Several limitations should be considered when interpreting these findings. We did not directly measure skeletal motion but did show similarities in joint kinematics with prior studies that utilized intracortical bone pins and fluoroscopy [20,46]. Subjects in the present study were healthy-young adults that were generally fit with a healthy body mass index (BMI 24.2 ± 3.4), which may not be representative of clinical populations. While it is expected that soft-tissue artifact increases with excess tissue [47] and high-impact activities, constrained-kinematic models appear to be well suited to minimize such effects. Joint kinematics are sensitive to joint-axis location and orientation [48,49], which may be affected when scaling generic musculoskeletal models to subject-specific anthropometry. To mitigate these potential errors, we visually confirmed that each subject-specific model closely matched the neutrally-aligned position. Further, we confirmed joint kinematics using unconstrained-kinematic models that shared the same joint axis definitions as the constrained-kinematic models (Figure 2). Due to knee valgus and internal rotation errors as high as twice that of skeletal motion [12], we limited knee joint kinematics to a single degree-of-freedom and prescribed other rotations and translations based on flexion angle [13]. Walking trials were acquired on a commercial treadmill that did not have an integrated force plate, so we were unable to calculate joint reaction moments. We instead decided to quantify the changes in the joint center trajectories, which governs the ground reaction force moment arm and thus joint moments.

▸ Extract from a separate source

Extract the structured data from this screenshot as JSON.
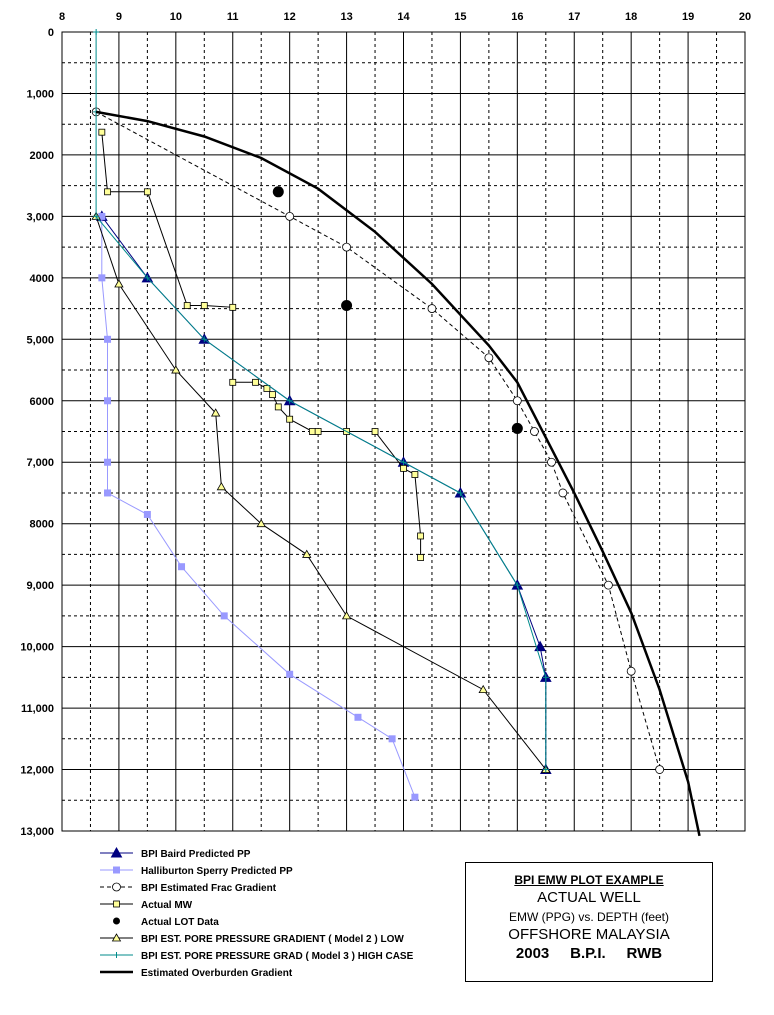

In conclusion, constrained-kinematic models are resilient to errors caused by marker placement and quantity. Experiments can be designed to attain the kinematic fidelity necessary to answer specific research questions while adjusting marker placement and quantity to suit the constraints of the experimental setup. In addition, integrating constrained-kinematic models into a gait analysis workflow offers several advantages that can improve post-processing efficiency while providing access to unique analysis tools to test specific questions. However, investigators should weigh the strengths and weaknesses of both constrained and unconstrained-kinematic paradigms to determine which approach is best suited for the specific research question.